Quand et comment le terme « négationnisme » est-il apparu ?
Dans les années 1970 et 1980, les discours négationnistes gagnent en audience, en particulier dans certains milieux universitaires (affaire Faurisson débutée en 1978) et politiques (affaire du « détail » de Jean-Marie Le Pen, 1987).

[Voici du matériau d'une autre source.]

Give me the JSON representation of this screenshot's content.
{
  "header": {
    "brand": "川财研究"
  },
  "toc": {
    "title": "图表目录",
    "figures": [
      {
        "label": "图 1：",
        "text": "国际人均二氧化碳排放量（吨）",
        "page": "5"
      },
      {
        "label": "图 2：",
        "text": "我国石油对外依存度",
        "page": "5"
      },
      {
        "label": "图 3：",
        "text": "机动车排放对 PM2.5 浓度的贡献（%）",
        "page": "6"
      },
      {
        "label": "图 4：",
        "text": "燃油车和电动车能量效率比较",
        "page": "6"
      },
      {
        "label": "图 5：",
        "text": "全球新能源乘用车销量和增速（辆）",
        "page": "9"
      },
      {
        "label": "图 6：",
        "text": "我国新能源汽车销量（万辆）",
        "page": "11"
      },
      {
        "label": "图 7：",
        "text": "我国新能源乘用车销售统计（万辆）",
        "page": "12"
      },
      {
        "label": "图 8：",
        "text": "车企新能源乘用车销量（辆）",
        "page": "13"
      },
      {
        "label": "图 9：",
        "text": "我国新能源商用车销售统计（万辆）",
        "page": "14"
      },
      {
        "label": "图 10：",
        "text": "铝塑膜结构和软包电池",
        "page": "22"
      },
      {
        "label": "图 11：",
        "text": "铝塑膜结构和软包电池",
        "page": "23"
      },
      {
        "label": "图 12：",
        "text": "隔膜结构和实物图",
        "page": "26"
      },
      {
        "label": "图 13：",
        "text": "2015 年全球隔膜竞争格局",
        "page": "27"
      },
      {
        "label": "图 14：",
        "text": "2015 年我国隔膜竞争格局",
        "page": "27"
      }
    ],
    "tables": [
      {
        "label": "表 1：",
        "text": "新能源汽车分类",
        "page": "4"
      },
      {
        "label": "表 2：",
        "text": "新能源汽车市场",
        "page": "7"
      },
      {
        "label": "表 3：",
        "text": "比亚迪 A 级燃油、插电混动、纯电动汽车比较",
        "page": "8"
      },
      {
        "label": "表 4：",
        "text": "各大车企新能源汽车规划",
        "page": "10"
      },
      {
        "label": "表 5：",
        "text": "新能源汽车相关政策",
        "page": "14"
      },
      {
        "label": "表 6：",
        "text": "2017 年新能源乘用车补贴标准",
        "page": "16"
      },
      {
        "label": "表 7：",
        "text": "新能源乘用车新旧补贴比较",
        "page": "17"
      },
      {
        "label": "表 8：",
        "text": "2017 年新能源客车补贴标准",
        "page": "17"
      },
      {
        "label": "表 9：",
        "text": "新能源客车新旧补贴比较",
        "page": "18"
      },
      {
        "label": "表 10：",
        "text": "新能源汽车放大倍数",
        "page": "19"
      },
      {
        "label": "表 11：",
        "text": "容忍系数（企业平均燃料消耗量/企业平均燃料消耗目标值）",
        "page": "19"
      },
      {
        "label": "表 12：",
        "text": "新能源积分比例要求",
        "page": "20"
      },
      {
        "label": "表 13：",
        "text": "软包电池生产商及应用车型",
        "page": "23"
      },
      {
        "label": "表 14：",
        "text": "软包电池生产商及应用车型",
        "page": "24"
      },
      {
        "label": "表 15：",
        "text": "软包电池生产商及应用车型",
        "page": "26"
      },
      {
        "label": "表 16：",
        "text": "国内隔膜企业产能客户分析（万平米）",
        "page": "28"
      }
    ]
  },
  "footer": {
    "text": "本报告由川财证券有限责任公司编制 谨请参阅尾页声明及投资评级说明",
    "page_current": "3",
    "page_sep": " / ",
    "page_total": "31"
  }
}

Relayés dans la presse, ces discours deviennent audibles.
À la fin des années 1980, l’historien Henry Rousso propose alors le terme « négationnisme » pour remplacer celui de « révisionnisme », qu’il juge insuffisant et dévoyé par des personnalités comme Robert Faurisson dans le but de donner une apparence scientifique à leurs discours.
Et aujourd’hui, qu’en est-il ?
En France, la modification de la loi sur la presse de 1881 surnommée « loi Gayssot » dispose depuis 1990 que « Seront punis d’un an d’emprisonnement et de 45 000 € d’amende ceux qui auront contesté […] l’existence d’un ou plusieurs crimes contre l’humanité tels qu’ils sont définis par l’article 6 du statut du Tribunal militaire international annexé à l’Accord de Londres du 8 août 1945 […]. »
En 2007, l’Assemblée générale des Nations unies a adopté une résolution condamnant la négation de la Shoah.
Depuis 2017, l’objet du délit n’est plus limité aux crimes de l’Allemagne nazie : il a été étendu à d’autres génocides et crimes contre l’humanité.
Le négationnisme, ce n’est pas…
Une réinterprétation de faits historiques, comme tentent de le faire croire certains négationnistes. Comme le souligne Henry Rousso, le négationnisme relève d’un         « système de pensée, d’une idéologie et non d’une démarche scientifique ou même simplement critique ».